A Bellingham company working to renovate several historic properties in Chehalis has been hit with a hefty fine from the state Department of Labor & Industries for multiple safety and health violations involving asbestos and lead. 

The citations specifically refer to the St. Helens Inn, the Brunswig Building and the Chehalis Elks building. A fourth local structure owned by the company, the Elgin Arms building, was not listed in any of the citations. 

According to a news release from L&I, the company was cited for 33 “serious” and six “general” violations. The largest single fine was for $48,000 for “failure to obtain a good faith inspection before beginning asbestos removal work.” The fine is for $600 a day over an 80-day work period. 

Other violations involve not having asbestos removal certification, not having an “asbestos competent” person on site, workers not being certified to work around asbestos and not properly handling asbestos-containing materials. 

“Improper and unsafe lead and asbestos removal is a serious problem in Washington,” said Anne Soiza, L&I’s assistant director for the Division of Occupational Safety and Health. “This company renovates old buildings which often have asbestos and lead- containing materials. There are laws in place, and we expect them to be followed to prevent exposing workers, tenants and the general public to these hazardous materials.”

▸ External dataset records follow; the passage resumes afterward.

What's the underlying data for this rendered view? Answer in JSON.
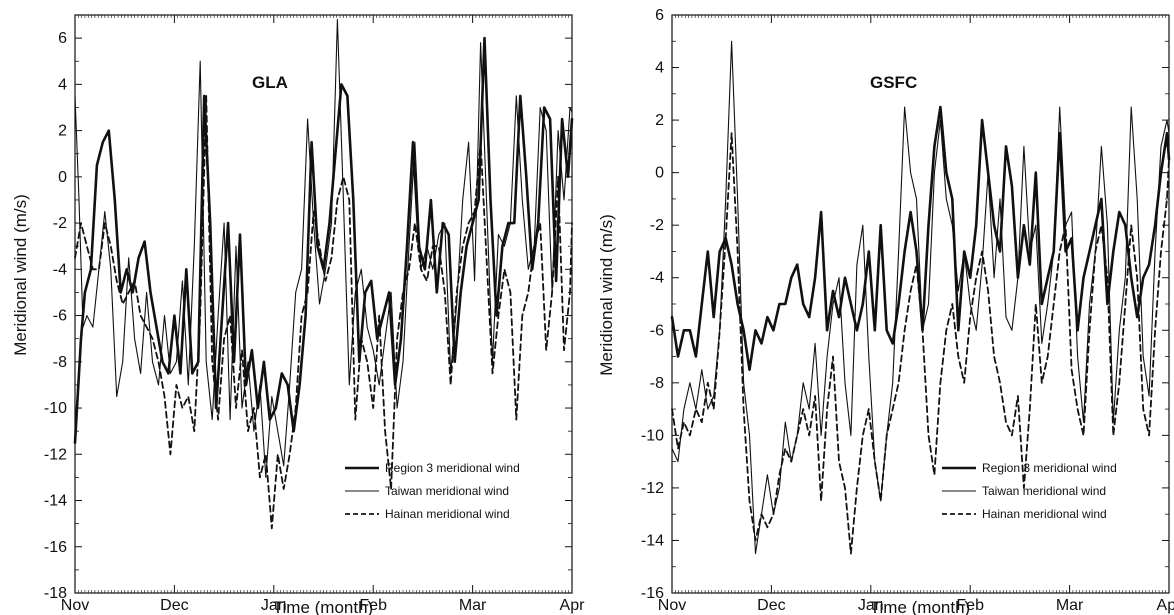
{
  "chart_data": [
    {
      "type": "line",
      "title": "GLA",
      "xlabel": "Time (month)",
      "ylabel": "Meridional wind (m/s)",
      "ylim": [
        -18,
        7
      ],
      "yticks": [
        -18,
        -16,
        -14,
        -12,
        -10,
        -8,
        -6,
        -4,
        -2,
        0,
        2,
        4,
        6
      ],
      "xlim": [
        0,
        5
      ],
      "xticks": [
        0,
        1,
        2,
        3,
        4,
        5
      ],
      "xtick_labels": [
        "Nov",
        "Dec",
        "Jan",
        "Feb",
        "Mar",
        "Apr"
      ],
      "grid": false,
      "legend_position": "bottom-right",
      "series": [
        {
          "name": "Region 3 meridional wind",
          "style": "thick",
          "x": [
            0.0,
            0.06,
            0.1,
            0.16,
            0.22,
            0.28,
            0.34,
            0.4,
            0.46,
            0.52,
            0.58,
            0.64,
            0.7,
            0.76,
            0.82,
            0.88,
            0.94,
            1.0,
            1.06,
            1.12,
            1.18,
            1.24,
            1.3,
            1.36,
            1.42,
            1.48,
            1.54,
            1.6,
            1.66,
            1.72,
            1.78,
            1.84,
            1.9,
            1.96,
            2.02,
            2.08,
            2.14,
            2.2,
            2.26,
            2.32,
            2.38,
            2.44,
            2.5,
            2.56,
            2.62,
            2.68,
            2.74,
            2.8,
            2.86,
            2.92,
            2.98,
            3.04,
            3.1,
            3.16,
            3.22,
            3.28,
            3.34,
            3.4,
            3.46,
            3.52,
            3.58,
            3.64,
            3.7,
            3.76,
            3.82,
            3.88,
            3.94,
            4.0,
            4.06,
            4.12,
            4.18,
            4.24,
            4.3,
            4.36,
            4.42,
            4.48,
            4.54,
            4.6,
            4.66,
            4.72,
            4.78,
            4.84,
            4.9,
            4.96,
            5.0
          ],
          "y": [
            -11.5,
            -7,
            -5,
            -4,
            0.5,
            1.5,
            2,
            -1,
            -5,
            -4,
            -5,
            -3.5,
            -2.8,
            -5,
            -6.5,
            -8,
            -8.5,
            -6,
            -8.5,
            -4,
            -8.5,
            -8,
            3.5,
            -2,
            -10,
            -6,
            -2,
            -8,
            -2.5,
            -9,
            -7.5,
            -10,
            -8,
            -10.5,
            -10,
            -8.5,
            -9,
            -11,
            -9,
            -6,
            1.5,
            -3,
            -4,
            -2,
            1,
            4,
            3.5,
            -1,
            -8,
            -5,
            -4.5,
            -7,
            -6,
            -5,
            -9,
            -7,
            -3,
            1.5,
            -3,
            -4,
            -1,
            -5,
            -2,
            -2.5,
            -8,
            -5,
            -3,
            -2,
            -1,
            6,
            -1,
            -6,
            -3,
            -2,
            -2,
            3.5,
            0,
            -4,
            -2,
            3,
            2.5,
            -4.5,
            2.5,
            0,
            2.5
          ]
        },
        {
          "name": "Taiwan meridional wind",
          "style": "thin",
          "x": [
            0.0,
            0.04,
            0.08,
            0.12,
            0.18,
            0.24,
            0.3,
            0.36,
            0.42,
            0.48,
            0.54,
            0.6,
            0.66,
            0.72,
            0.78,
            0.84,
            0.9,
            0.96,
            1.02,
            1.08,
            1.14,
            1.2,
            1.26,
            1.32,
            1.38,
            1.44,
            1.5,
            1.56,
            1.62,
            1.68,
            1.74,
            1.8,
            1.86,
            1.92,
            1.98,
            2.04,
            2.1,
            2.16,
            2.22,
            2.28,
            2.34,
            2.4,
            2.46,
            2.52,
            2.58,
            2.64,
            2.7,
            2.76,
            2.82,
            2.88,
            2.94,
            3.0,
            3.06,
            3.12,
            3.18,
            3.24,
            3.3,
            3.36,
            3.42,
            3.48,
            3.54,
            3.6,
            3.66,
            3.72,
            3.78,
            3.84,
            3.9,
            3.96,
            4.02,
            4.08,
            4.14,
            4.2,
            4.26,
            4.32,
            4.38,
            4.44,
            4.5,
            4.56,
            4.62,
            4.68,
            4.74,
            4.8,
            4.86,
            4.92,
            4.98,
            5.0
          ],
          "y": [
            3.5,
            -1,
            -6.5,
            -6,
            -6.5,
            -4,
            -1.5,
            -4,
            -9.5,
            -8,
            -3.5,
            -7,
            -8.5,
            -5,
            -8,
            -9,
            -6,
            -8.5,
            -8,
            -4.5,
            -9,
            -3,
            5,
            -8,
            -10.5,
            -6,
            -2,
            -10.5,
            -3,
            -10,
            -8,
            -11,
            -9,
            -13,
            -9.5,
            -11,
            -12.5,
            -9,
            -5,
            -4,
            2.5,
            -2,
            -5.5,
            -4,
            -2,
            6.8,
            -1,
            -9,
            -5,
            -4,
            -6.5,
            -7.5,
            -9,
            -7,
            -5,
            -10,
            -8,
            -3,
            1.5,
            -4,
            -3,
            -4,
            -2.5,
            -2,
            -8.5,
            -5.5,
            -1,
            1.5,
            -4.5,
            5.8,
            -1,
            -8,
            -2.5,
            -3,
            -2,
            3.5,
            -1,
            -4,
            -3,
            3,
            2,
            -5,
            2,
            -1,
            3,
            2.8
          ]
        },
        {
          "name": "Hainan meridional wind",
          "style": "dashed",
          "x": [
            0.0,
            0.06,
            0.12,
            0.18,
            0.24,
            0.3,
            0.36,
            0.42,
            0.48,
            0.54,
            0.6,
            0.66,
            0.72,
            0.78,
            0.84,
            0.9,
            0.96,
            1.02,
            1.08,
            1.14,
            1.2,
            1.26,
            1.32,
            1.38,
            1.44,
            1.5,
            1.56,
            1.62,
            1.68,
            1.74,
            1.8,
            1.86,
            1.92,
            1.98,
            2.04,
            2.1,
            2.16,
            2.22,
            2.28,
            2.34,
            2.4,
            2.46,
            2.52,
            2.58,
            2.64,
            2.7,
            2.76,
            2.82,
            2.88,
            2.94,
            3.0,
            3.06,
            3.12,
            3.18,
            3.24,
            3.3,
            3.36,
            3.42,
            3.48,
            3.54,
            3.6,
            3.66,
            3.72,
            3.78,
            3.84,
            3.9,
            3.96,
            4.02,
            4.08,
            4.14,
            4.2,
            4.26,
            4.32,
            4.38,
            4.44,
            4.5,
            4.56,
            4.62,
            4.68,
            4.74,
            4.8,
            4.86,
            4.92,
            4.98,
            5.0
          ],
          "y": [
            -3.5,
            -2,
            -3,
            -4,
            -4,
            -2,
            -3,
            -4.5,
            -5.5,
            -5,
            -4.5,
            -6,
            -6.5,
            -7,
            -8,
            -9.5,
            -12,
            -9,
            -10,
            -9.5,
            -11,
            -6,
            3.5,
            -8,
            -10.5,
            -7,
            -6,
            -10,
            -7.5,
            -11,
            -10,
            -13,
            -12,
            -15.2,
            -12,
            -13.5,
            -12,
            -10,
            -6,
            -5,
            -1.5,
            -3,
            -4.5,
            -3.5,
            -1,
            0,
            -1,
            -10.5,
            -7,
            -8,
            -10,
            -6,
            -11,
            -13.5,
            -7,
            -5,
            -4,
            -2,
            -4,
            -4.5,
            -3,
            -3,
            -5,
            -9,
            -5,
            -3,
            -2,
            -1.5,
            1.5,
            -3.5,
            -8.5,
            -6,
            -4,
            -5,
            -10.5,
            -6,
            -5,
            -3,
            -2,
            -7.5,
            -5,
            0,
            -7.5,
            -5,
            -2
          ]
        }
      ]
    },
    {
      "type": "line",
      "title": "GSFC",
      "xlabel": "Time (month)",
      "ylabel": "Meridional wind (m/s)",
      "ylim": [
        -16,
        6
      ],
      "yticks": [
        -16,
        -14,
        -12,
        -10,
        -8,
        -6,
        -4,
        -2,
        0,
        2,
        4,
        6
      ],
      "xlim": [
        0,
        5
      ],
      "xticks": [
        0,
        1,
        2,
        3,
        4,
        5
      ],
      "xtick_labels": [
        "Nov",
        "Dec",
        "Jan",
        "Feb",
        "Mar",
        "Apr"
      ],
      "grid": false,
      "legend_position": "bottom-right",
      "series": [
        {
          "name": "Region 3 meridional wind",
          "style": "thick",
          "x": [
            0.0,
            0.06,
            0.12,
            0.18,
            0.24,
            0.3,
            0.36,
            0.42,
            0.48,
            0.54,
            0.6,
            0.66,
            0.72,
            0.78,
            0.84,
            0.9,
            0.96,
            1.02,
            1.08,
            1.14,
            1.2,
            1.26,
            1.32,
            1.38,
            1.44,
            1.5,
            1.56,
            1.62,
            1.68,
            1.74,
            1.8,
            1.86,
            1.92,
            1.98,
            2.04,
            2.1,
            2.16,
            2.22,
            2.28,
            2.34,
            2.4,
            2.46,
            2.52,
            2.58,
            2.64,
            2.7,
            2.76,
            2.82,
            2.88,
            2.94,
            3.0,
            3.06,
            3.12,
            3.18,
            3.24,
            3.3,
            3.36,
            3.42,
            3.48,
            3.54,
            3.6,
            3.66,
            3.72,
            3.78,
            3.84,
            3.9,
            3.96,
            4.02,
            4.08,
            4.14,
            4.2,
            4.26,
            4.32,
            4.38,
            4.44,
            4.5,
            4.56,
            4.62,
            4.68,
            4.74,
            4.8,
            4.86,
            4.92,
            4.98,
            5.0
          ],
          "y": [
            -5.5,
            -7,
            -6,
            -6,
            -7,
            -5,
            -3,
            -5.5,
            -3,
            -2.5,
            -3.5,
            -5,
            -6,
            -7.5,
            -6,
            -6.5,
            -5.5,
            -6,
            -5,
            -5,
            -4,
            -3.5,
            -5,
            -5.5,
            -4,
            -1.5,
            -6,
            -4.5,
            -5.5,
            -4,
            -5,
            -6,
            -5,
            -3,
            -6,
            -2,
            -6,
            -6.5,
            -5,
            -3,
            -1.5,
            -3,
            -6,
            -2,
            1,
            2.5,
            0,
            -1,
            -6,
            -3,
            -4,
            -2,
            2,
            0,
            -2,
            -3,
            1,
            -0.5,
            -4,
            -2,
            -3.5,
            0,
            -5,
            -4,
            -3,
            1.5,
            -3,
            -2.5,
            -6,
            -4,
            -3,
            -2,
            -1,
            -5,
            -3,
            -1.5,
            -2,
            -4,
            -5.5,
            -4,
            -3.5,
            -2,
            0,
            1.5,
            0.5
          ]
        },
        {
          "name": "Taiwan meridional wind",
          "style": "thin",
          "x": [
            0.0,
            0.06,
            0.12,
            0.18,
            0.24,
            0.3,
            0.36,
            0.42,
            0.48,
            0.54,
            0.6,
            0.66,
            0.72,
            0.78,
            0.84,
            0.9,
            0.96,
            1.02,
            1.08,
            1.14,
            1.2,
            1.26,
            1.32,
            1.38,
            1.44,
            1.5,
            1.56,
            1.62,
            1.68,
            1.74,
            1.8,
            1.86,
            1.92,
            1.98,
            2.04,
            2.1,
            2.16,
            2.22,
            2.28,
            2.34,
            2.4,
            2.46,
            2.52,
            2.58,
            2.64,
            2.7,
            2.76,
            2.82,
            2.88,
            2.94,
            3.0,
            3.06,
            3.12,
            3.18,
            3.24,
            3.3,
            3.36,
            3.42,
            3.48,
            3.54,
            3.6,
            3.66,
            3.72,
            3.78,
            3.84,
            3.9,
            3.96,
            4.02,
            4.08,
            4.14,
            4.2,
            4.26,
            4.32,
            4.38,
            4.44,
            4.5,
            4.56,
            4.62,
            4.68,
            4.74,
            4.8,
            4.86,
            4.92,
            4.98,
            5.0
          ],
          "y": [
            -10.5,
            -11,
            -9,
            -8,
            -9,
            -7.5,
            -9,
            -8.5,
            -6,
            -1,
            5,
            -1,
            -8,
            -10,
            -14.5,
            -13,
            -11.5,
            -13,
            -12,
            -9.5,
            -11,
            -10,
            -8,
            -9,
            -6.5,
            -10,
            -7,
            -5,
            -4,
            -8,
            -10,
            -3.5,
            -2,
            -7,
            -11,
            -12.5,
            -10,
            -8,
            -3,
            2.5,
            0,
            -1,
            -6,
            -5,
            0,
            2,
            -1,
            -2,
            -4.5,
            -3,
            -5,
            -6,
            -3.5,
            0,
            -4,
            -1,
            -5.5,
            -6,
            -4,
            1,
            -3,
            -2,
            -6.5,
            -5,
            -3,
            2.5,
            -2,
            -1.5,
            -7,
            -9.5,
            -5,
            -3,
            1,
            -2,
            -9.5,
            -6,
            -4,
            2.5,
            -1,
            -7,
            -8.5,
            -3,
            1,
            2,
            1.5
          ]
        },
        {
          "name": "Hainan meridional wind",
          "style": "dashed",
          "x": [
            0.0,
            0.06,
            0.12,
            0.18,
            0.24,
            0.3,
            0.36,
            0.42,
            0.48,
            0.54,
            0.6,
            0.66,
            0.72,
            0.78,
            0.84,
            0.9,
            0.96,
            1.02,
            1.08,
            1.14,
            1.2,
            1.26,
            1.32,
            1.38,
            1.44,
            1.5,
            1.56,
            1.62,
            1.68,
            1.74,
            1.8,
            1.86,
            1.92,
            1.98,
            2.04,
            2.1,
            2.16,
            2.22,
            2.28,
            2.34,
            2.4,
            2.46,
            2.52,
            2.58,
            2.64,
            2.7,
            2.76,
            2.82,
            2.88,
            2.94,
            3.0,
            3.06,
            3.12,
            3.18,
            3.24,
            3.3,
            3.36,
            3.42,
            3.48,
            3.54,
            3.6,
            3.66,
            3.72,
            3.78,
            3.84,
            3.9,
            3.96,
            4.02,
            4.08,
            4.14,
            4.2,
            4.26,
            4.32,
            4.38,
            4.44,
            4.5,
            4.56,
            4.62,
            4.68,
            4.74,
            4.8,
            4.86,
            4.92,
            4.98,
            5.0
          ],
          "y": [
            -9,
            -10.5,
            -9.5,
            -10,
            -9,
            -9.5,
            -8,
            -9,
            -6,
            -2.5,
            1.5,
            -3,
            -9,
            -12.5,
            -14,
            -13,
            -13.5,
            -13,
            -11.5,
            -10.5,
            -11,
            -10,
            -9,
            -10,
            -8.5,
            -12.5,
            -9,
            -7,
            -11,
            -12,
            -14.5,
            -12,
            -10,
            -9,
            -11,
            -12.5,
            -10,
            -9,
            -8,
            -6,
            -4.5,
            -3.5,
            -6,
            -10,
            -11.5,
            -8,
            -6,
            -5,
            -7,
            -8,
            -5.5,
            -4,
            -3,
            -4.5,
            -7,
            -8,
            -9.5,
            -10,
            -8.5,
            -12,
            -9,
            -5,
            -8,
            -7,
            -5,
            -3,
            -2,
            -7.5,
            -9,
            -10,
            -6,
            -3,
            -2,
            -4,
            -10,
            -8,
            -5,
            -2,
            -4,
            -9,
            -10,
            -6,
            -3,
            -1,
            0.5
          ]
        }
      ]
    }
  ]
}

Daylight Properties CEO Kane Hall issued a statement through Dave Brumbaugh, of the Brumbaugh Co. public relations company. 

“On August 12, the Department of Labor & Industries issued a Citation and Notice of Assessment that inaccurately describes the working conditions at several properties located in Chehalis, Wash.  No properties managed by Daylight Properties in Whatcom County were issued a Citation and Notice of Assessment. Daylight Properties is appealing the Citation and Notice of Assessment and, as a result, will have no further comment,” the statement reads.

Daylight Properties is based in Bellingham but the citation only concerned the Chehalis properties. 

The citation is dated Aug. 12, 2019. The company had 15 days from the citation date to appeal. 

According to L&I documentation, the citations are for a variety of issues at the work sites. One violation, labeled a repeat violation, noted that a circular saw didn’t have a required safety hood. That citation resulted in a $9,600 fine.

A $5,600 fine accompanied another violation for removing asbestos-containing flooring and wallboard from the St. Helens Inn, flooring from the Brunswig Building and insulation in the Brunswig basement. The company was also accused of improperly removing dust and debris from the asbestos work and for not providing employees with protective clothing.

In another citation, resulting in a $1,600 fine, L&I documents state, “The employer did not perform lead exposure determinations for an employee performing abrasive removal of paint containing up to 24.4% lead at the St. Helens Inn Apartments. 

The company was also cited for employees not having respiratory equipment or protective clothing while sanding the same paint off window sills at the St. Helens building. 

The citation notes that several issues were corrected when brought to the attention of Daylight Properties.

“Daylight Properties is committed to ensuring the health and safety of its employees and tenants and the protection of our environment. We have a long history of preserving and restoring buildings by following relevant local, state and federal regulations. We will work with the agencies involved to assure the safety of our tenants and the community,” Hall’s statement reads.

Asbestos is hazardous and can cause fatal diseases including asbestosis, mesothelioma and lung cancer, according to L&I. Lead exposure can also have negative health effects. L&I maintains a list of contractors qualified for asbestos abatement.

The Chehalis Fire Department’s downtown building, also a historic structure, was evacuated last year due to asbestos and the department does not plan to move back in. 

In Aug. 2018, The Chronicle reported that Daylight Properties, which at that time also had an office in Chehalis and has owned the historic St. Helens Inn in Chehalis since 2005. The company bought the Chehalis Elks building, the Elgin Arms Hotel and the Brunswig Hotel in early 2018, but did not have plans to buy more real estate in the area. 

“Chehalis has a really great historic downtown for its size,” said Robert Hall, who owns St. Helens Inn and founded Daylight Properties to The Chronicle in Aug. 2018. “What’s happened here in Bellingham, what’s happening in Olympia, is going to happen in Chehalis, too, where all the buildings will be saved and have businesses in them. The downtowns are coming back as cultural centers all around. It’s already happening.”

Previous Chronicle coverage reported the company was working on restoring the Elks building last year, and had more work planned for its other recent purchases. 

The Brunswig Hotel building, which is located at 383 N.W. Chehalis Ave., has 11 apartments in the building and four commercial spaces on the bottom floor. 

The Elgin Arms Hotel, located at 561 N.W. Rhode Island Place, was also being renovated with an eye toward residential opportunities. The structure was once a boarding house that had bedrooms for rent with shared kitchens.